Elicottero e ambulanza, l'integrazione? produce aumento di qualità e riduzione dei costi, dati alla mano
Intervista con il Direttore Generale di AREU Alberto Zoli: "L'elicottero è utile per la medicalizzazione, ma fondamentale per la centralizzazione. Bisogna valutare sempre gil outcome".
PALERMO – L’elisoccorso è un servizio ormai indispensabile, ma del quale in tanti chiedono una razionalizzazione dei costi. A fronte di un aumento evidente e misurabile della qualità del servizio erogato, c’è stato anche un forte aumento dei costi di gestione, nell’arco degli ultimi anni, e le polemiche – anche interforze – non sono state lesinate.
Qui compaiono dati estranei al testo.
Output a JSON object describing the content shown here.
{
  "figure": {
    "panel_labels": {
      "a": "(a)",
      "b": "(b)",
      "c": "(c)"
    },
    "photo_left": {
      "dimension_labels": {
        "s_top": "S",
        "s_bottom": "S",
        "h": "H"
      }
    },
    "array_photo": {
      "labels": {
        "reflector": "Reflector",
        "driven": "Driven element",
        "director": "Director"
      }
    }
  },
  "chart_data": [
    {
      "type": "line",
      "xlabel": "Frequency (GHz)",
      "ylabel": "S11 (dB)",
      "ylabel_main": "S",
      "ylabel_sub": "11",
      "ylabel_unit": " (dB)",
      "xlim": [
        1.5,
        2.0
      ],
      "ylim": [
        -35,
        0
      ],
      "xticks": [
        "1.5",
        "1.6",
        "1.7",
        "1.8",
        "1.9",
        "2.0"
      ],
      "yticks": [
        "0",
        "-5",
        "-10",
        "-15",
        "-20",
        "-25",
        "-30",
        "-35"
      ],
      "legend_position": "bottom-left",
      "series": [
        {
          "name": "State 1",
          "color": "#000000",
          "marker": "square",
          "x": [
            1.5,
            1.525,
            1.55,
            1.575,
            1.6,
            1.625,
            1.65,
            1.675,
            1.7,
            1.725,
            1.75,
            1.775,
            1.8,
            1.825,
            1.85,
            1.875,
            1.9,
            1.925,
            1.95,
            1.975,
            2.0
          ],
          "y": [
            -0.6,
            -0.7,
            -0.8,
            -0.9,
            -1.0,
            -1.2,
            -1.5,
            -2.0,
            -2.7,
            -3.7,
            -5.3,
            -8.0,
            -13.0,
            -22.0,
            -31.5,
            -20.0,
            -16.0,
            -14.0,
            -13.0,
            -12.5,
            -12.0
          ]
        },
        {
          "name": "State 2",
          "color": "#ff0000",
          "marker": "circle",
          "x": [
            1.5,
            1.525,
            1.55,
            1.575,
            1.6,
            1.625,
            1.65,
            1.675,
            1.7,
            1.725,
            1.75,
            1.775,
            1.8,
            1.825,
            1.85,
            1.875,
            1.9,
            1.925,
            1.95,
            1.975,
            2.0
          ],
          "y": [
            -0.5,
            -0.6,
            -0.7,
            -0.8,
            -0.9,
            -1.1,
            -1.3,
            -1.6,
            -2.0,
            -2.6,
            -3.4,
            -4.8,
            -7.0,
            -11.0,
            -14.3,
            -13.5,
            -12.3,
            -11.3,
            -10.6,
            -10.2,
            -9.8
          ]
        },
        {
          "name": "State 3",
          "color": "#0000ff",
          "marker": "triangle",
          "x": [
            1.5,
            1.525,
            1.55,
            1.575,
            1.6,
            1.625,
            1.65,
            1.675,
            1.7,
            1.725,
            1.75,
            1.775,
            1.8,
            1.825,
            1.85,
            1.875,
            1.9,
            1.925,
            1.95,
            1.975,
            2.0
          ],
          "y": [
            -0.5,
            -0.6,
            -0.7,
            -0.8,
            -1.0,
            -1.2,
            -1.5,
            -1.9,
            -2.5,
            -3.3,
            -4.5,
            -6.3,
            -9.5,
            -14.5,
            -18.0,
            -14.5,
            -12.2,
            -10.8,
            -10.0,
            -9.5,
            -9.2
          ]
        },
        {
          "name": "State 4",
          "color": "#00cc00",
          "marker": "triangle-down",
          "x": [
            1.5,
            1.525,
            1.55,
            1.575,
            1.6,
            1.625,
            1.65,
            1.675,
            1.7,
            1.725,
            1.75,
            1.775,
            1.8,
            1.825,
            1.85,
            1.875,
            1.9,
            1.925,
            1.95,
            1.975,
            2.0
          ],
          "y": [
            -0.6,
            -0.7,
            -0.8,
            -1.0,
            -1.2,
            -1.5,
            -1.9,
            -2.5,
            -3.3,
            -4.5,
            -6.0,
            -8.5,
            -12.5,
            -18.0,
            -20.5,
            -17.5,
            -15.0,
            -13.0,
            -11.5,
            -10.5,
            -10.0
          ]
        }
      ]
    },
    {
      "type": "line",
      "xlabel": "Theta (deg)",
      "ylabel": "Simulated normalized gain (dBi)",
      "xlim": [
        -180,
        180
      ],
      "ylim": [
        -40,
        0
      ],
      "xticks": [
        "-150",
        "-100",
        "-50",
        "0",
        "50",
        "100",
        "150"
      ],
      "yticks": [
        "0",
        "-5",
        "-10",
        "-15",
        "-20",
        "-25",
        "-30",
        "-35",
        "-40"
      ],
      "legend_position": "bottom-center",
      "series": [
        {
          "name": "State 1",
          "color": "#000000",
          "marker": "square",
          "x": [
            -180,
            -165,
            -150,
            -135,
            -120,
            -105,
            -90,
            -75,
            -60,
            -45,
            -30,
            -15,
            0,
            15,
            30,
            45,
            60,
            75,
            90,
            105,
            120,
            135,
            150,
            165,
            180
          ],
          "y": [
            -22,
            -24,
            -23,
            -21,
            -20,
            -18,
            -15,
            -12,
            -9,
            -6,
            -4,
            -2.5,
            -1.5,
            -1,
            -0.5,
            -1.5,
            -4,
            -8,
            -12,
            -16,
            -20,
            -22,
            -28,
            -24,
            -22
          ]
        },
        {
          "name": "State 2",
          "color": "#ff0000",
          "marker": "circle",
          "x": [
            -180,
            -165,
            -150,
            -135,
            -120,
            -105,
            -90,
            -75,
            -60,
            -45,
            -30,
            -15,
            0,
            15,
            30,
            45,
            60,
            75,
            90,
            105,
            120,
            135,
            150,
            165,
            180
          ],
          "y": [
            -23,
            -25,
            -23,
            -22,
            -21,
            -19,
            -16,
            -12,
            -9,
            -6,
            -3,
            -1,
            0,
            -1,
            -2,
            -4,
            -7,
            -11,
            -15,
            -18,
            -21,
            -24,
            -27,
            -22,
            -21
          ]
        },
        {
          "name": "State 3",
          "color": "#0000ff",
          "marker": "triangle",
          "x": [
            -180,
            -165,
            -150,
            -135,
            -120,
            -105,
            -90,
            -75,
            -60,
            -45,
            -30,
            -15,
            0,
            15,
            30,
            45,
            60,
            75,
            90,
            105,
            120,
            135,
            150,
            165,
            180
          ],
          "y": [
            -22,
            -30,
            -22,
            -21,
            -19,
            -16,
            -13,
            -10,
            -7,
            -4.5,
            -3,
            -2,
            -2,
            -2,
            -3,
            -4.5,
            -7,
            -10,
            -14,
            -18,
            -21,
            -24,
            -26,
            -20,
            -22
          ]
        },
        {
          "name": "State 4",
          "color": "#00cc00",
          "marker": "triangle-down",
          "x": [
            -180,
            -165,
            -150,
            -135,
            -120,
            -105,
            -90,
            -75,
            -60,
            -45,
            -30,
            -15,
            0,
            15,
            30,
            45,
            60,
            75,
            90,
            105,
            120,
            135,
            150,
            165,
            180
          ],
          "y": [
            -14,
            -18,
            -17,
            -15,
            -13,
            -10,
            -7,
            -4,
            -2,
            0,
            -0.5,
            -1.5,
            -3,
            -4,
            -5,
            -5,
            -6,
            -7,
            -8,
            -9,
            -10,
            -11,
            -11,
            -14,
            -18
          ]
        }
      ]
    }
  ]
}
Questo è un tema caldo anche in politica, dove c’è campagna elettorale perenne, e non può lasciare insensibili i dirigenti e i politici delle Regioni italiane, su cui ricade la spesa finale.
HEMS Association ha voluto approfondire il tema con una tavola rotonda realizzata il 24 maggio scorso nella sala gialla dell’ARS, presso Palazzo dei Normanni, a Palermo. Un appuntamento al quale ha partecipato con una relazione specifica molto tecnica e molto dettagliata anche AREU, con il Direttore Generale Alberto Zoli. L’azienda della regione Lombardia che si occupa di gestire e organizzare il servizio di Emergenza Urgenza ha un compito non facile: il territorio lombardo vede pianure, montagne, colline, laghi, metropoli ed altitudini non sempre agevoli da affrontare. Per questo nell’area volano parecchi elicotteri. Bergamo, Brescia, Como, Milano e Sondrio coprono le esigenze di tutte le provincie con più velivoli e migliaia di ore ogni anno. I risultati mostrati sono molto chiari: l’integrazione ala rotante-gomma H24 costa di più in termini generali, ma riduce il costo missione in maniera evidente, perché si riducono tempi di attesa in volo. Non solo: la corretta centralizzazione, bypassando DEA più vicini ma meno indicati, aiuta a migliorare l’outcome in maniera incisiva.
Come ridurre i costi e migliorare il servizio? Centralizzazione, medicalizzazione e randez-vous
Nelle parole del Direttore Generale Zoli è chiaro proprio questo concetto: il primo parametro da migliorare è la qualità del servizio offerto al paziente e alla comunità. In questo sistema si inserisce il servizio di elisoccorso, e in questo contesto si lavora per razionalizzare i costi, che non significa tagliare, ma far rendere al meglio le macchine e i professionisti a seconda della quantità di pazienti da servire e della difficoltà orografica nel servirli.
“Il costo del servizio si riduce per costo orario missione – spiega Zoli nel nostro podcast – e dal punto di vista economico è vantaggioso perché dai un servizio in più e lo integri con il soccorso su gomma. In alcune realtà è più competitivo l’elicottero rispetto alla gomma, ma è l’integrazione che da vantaggi sull’outcome del paziente, poi dal punto di vista economico”.
Sicuramente nelle realtà più isolate dove il numero di eventi è ridotto per antropizzazione, e il numero di casi gravi è solitamente fra il 3% e il 5% tenere a disposizione medici anestesisti in postazione fissa diventa un costo da valutare, ma dal punto di vista dell’organizzazione serve sempre un medico che arrivai sul target in tempi comparabili in caso di necessità. Ecco quindi che l’elicottero diventa importante per l’arrivo del medico dal paziente. A parità di attivazione, su aree montane remote con scarsa antropizzazione, un’automedica e un elicottero hanno tempi di arrivo simili. Ma l’automedica non può avere il plus – fondamentale – di garantire la centralizzazione alle patologie tempo dipendenti. Quando sono i minuti a fare la differenza, la possibilità di raggiungere il DEA di secondo livello a 60km in 10 minuti da risultati differenti.
Il 118? Servono obiettivi simili, non sistemi simili
Il tema però non è facile da approcciare in tutta Italia, anche perché il 118 è ancora molto frammentato: “Mi piacerebbe – spiega sempre nel podcast Zoli – che si andasse avanti su un percorso di un sistema italiano del 118, garantendo un minimo comune denomitore dappertutto, a prescindere dalle specificità tipiche di ogni Regione. Ci vorrebbe un modello comune garantito a livello standard, una specie di LEA per intenderci, sotto il quale non si debba andare. Non mettiamo a confronto le organizzazioni, ci sono storicità e territori differenti che non possono essere comparati. Pensiamo piuttosto ai minimi comuni denominatori che ogni Regione dovrebbe garantire in base alle specificità del territorio. A volte ci sono realtà dove il medico a disposizione non c’è, perché mancano le risorse. Noi tecnici dovremmo allinearci su uno standard per non pensare di imporre modelli, ma per migliorare l’uso delle risorse che abbiamo“.